Explore la resiliencia del sistema estatal de Irán mientras enfrenta los mayores desafíos desde la revolución de 1979, en medio de crecientes tensiones con Israel y Estados Unidos.
El sistema estatal iraní ha enfrentado su mayor presión desde la revolución de 1979, mientras el país lidia con las consecuencias de una serie de ataques israelíes-estadounidenses que han puesto al régimen bajo una inmensa tensión.
Los ataques, que tuvieron como objetivo instalaciones militares e infraestructuras iraníes, han exacerbado aún más los problemas económicos del país, que se han visto agravados por las sanciones internacionales y la actual pandemia de COVID-19. Esto ha llevado a un creciente descontento entre la población iraní, que se ha enfrentado a una inflación creciente, desempleo y un deterioro del nivel de vida.
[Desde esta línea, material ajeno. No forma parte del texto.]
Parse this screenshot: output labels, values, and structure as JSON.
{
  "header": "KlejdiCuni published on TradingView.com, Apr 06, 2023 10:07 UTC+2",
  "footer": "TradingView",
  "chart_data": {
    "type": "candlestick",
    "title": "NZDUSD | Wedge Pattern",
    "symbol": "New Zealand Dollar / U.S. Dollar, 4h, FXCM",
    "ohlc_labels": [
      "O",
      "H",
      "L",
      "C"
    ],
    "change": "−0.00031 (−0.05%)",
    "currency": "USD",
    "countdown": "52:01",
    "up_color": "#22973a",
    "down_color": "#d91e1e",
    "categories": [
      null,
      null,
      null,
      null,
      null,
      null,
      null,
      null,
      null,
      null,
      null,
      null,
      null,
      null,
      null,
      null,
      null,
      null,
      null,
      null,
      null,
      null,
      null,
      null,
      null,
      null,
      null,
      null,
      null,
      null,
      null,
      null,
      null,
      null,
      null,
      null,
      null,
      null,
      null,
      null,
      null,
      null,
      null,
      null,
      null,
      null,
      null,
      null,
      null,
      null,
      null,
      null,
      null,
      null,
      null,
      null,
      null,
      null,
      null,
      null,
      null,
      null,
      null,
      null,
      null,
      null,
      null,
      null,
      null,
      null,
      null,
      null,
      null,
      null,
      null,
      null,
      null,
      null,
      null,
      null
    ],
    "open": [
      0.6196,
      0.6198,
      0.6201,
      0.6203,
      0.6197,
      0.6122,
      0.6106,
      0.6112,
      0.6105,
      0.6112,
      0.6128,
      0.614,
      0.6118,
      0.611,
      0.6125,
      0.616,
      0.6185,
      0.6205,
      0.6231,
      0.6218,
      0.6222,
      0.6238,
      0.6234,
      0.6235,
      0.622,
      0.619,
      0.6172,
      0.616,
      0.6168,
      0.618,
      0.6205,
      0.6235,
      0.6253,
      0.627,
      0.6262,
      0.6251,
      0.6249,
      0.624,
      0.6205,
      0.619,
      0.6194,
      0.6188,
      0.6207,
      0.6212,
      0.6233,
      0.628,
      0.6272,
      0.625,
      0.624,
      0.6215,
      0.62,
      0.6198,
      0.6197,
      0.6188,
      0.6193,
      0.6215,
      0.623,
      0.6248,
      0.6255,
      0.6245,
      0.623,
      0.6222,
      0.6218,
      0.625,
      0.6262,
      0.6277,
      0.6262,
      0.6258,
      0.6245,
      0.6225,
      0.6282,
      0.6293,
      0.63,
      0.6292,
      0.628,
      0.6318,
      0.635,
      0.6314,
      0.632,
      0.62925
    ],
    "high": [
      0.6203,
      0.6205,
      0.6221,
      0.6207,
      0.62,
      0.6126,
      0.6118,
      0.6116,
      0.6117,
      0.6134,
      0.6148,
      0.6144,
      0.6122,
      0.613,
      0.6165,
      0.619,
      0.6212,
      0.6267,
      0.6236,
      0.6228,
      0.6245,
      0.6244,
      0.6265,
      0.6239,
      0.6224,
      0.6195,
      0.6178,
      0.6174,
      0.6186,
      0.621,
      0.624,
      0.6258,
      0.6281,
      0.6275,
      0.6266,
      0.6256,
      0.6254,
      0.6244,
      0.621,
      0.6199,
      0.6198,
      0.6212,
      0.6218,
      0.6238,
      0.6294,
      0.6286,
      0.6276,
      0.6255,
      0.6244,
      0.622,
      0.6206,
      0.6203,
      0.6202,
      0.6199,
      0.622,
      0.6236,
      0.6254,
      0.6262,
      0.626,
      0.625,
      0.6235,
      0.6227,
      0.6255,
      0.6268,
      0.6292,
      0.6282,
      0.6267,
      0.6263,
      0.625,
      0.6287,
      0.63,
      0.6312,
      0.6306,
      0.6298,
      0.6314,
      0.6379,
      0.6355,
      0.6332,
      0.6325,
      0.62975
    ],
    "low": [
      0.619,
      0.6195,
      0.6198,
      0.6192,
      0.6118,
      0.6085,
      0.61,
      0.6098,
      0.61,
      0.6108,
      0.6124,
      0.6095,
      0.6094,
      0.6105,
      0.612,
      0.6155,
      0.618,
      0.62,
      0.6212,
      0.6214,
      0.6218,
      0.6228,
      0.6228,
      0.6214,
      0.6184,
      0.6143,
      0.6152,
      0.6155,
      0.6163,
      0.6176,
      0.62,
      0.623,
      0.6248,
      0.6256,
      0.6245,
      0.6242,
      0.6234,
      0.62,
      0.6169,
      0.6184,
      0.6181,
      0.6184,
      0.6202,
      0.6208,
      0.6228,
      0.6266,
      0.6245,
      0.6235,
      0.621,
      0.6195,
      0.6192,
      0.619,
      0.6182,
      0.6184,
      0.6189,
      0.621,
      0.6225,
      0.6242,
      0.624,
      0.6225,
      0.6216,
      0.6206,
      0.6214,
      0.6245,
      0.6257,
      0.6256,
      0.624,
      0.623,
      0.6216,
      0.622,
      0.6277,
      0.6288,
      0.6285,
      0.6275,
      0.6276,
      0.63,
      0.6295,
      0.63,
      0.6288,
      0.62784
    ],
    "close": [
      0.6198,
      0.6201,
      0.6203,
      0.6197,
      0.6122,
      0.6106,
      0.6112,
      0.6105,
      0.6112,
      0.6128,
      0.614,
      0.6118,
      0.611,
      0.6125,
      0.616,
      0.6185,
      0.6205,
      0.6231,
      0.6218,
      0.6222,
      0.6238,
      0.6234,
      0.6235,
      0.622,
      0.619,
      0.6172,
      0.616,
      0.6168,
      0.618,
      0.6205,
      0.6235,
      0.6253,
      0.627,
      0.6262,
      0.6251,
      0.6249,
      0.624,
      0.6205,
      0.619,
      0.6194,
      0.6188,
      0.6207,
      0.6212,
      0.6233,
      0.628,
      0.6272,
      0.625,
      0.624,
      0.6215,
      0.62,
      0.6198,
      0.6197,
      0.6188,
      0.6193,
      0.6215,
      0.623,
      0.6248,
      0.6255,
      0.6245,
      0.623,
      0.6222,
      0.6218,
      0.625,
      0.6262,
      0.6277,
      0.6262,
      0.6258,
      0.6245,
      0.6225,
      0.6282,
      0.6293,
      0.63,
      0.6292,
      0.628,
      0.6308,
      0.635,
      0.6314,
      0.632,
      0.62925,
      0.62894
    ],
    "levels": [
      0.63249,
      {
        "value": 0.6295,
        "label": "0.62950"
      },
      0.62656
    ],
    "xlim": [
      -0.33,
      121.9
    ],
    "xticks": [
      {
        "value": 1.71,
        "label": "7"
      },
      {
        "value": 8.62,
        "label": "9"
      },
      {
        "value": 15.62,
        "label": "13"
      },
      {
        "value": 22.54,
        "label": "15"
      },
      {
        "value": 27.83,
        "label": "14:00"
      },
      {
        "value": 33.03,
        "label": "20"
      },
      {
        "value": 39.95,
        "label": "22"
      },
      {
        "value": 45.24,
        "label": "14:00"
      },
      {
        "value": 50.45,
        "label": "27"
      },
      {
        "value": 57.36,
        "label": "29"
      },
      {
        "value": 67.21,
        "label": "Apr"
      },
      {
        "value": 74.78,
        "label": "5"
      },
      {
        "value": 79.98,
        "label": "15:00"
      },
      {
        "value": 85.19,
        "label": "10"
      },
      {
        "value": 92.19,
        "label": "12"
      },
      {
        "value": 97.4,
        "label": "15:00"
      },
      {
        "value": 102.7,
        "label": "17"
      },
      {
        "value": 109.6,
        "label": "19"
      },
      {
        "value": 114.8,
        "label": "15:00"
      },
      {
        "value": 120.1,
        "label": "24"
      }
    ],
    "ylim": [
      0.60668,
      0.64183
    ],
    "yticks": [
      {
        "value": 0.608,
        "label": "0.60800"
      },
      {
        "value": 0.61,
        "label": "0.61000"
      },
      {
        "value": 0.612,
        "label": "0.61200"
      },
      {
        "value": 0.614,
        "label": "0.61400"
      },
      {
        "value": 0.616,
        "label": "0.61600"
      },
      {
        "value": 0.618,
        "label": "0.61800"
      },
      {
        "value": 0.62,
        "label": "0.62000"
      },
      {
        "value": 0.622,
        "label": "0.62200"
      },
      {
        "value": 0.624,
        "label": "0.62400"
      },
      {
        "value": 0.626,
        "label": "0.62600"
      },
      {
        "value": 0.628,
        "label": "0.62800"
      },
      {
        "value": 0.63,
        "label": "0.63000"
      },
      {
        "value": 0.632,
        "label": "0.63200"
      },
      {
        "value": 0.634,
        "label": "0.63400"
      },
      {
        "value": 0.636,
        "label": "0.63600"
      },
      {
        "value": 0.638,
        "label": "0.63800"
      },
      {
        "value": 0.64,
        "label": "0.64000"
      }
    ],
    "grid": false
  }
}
A pesar de estos desafíos, el gobierno iraní ha demostrado una notable resiliencia y adaptabilidad, aprovechando su amplio aparato de seguridad y la lealtad de sus principales partidarios para mantener su control del poder. El régimen también ha tratado de movilizar al público en torno a una retórica nacionalista y antioccidental, culpando a los enemigos externos de los males del país.
Sin embargo, la presión sostenida sobre el Estado iraní ha planteado dudas sobre su estabilidad a largo plazo y el potencial de mayores disturbios e inestabilidad dentro del país. Los expertos han advertido que el régimen podría verse obligado a tomar decisiones difíciles, que podrían implicar reformas económicas, concesiones políticas o incluso un cambio en su política exterior, para preservar su control del poder.
La situación en Irán sigue siendo muy volátil y el resultado de la crisis actual tendrá implicaciones de gran alcance no sólo para el país mismo, sino también para el panorama geopolítico más amplio de Oriente Medio. Mientras el mundo observa de cerca, la resiliencia y adaptabilidad del sistema estatal iraní se pondrán a prueba como nunca antes.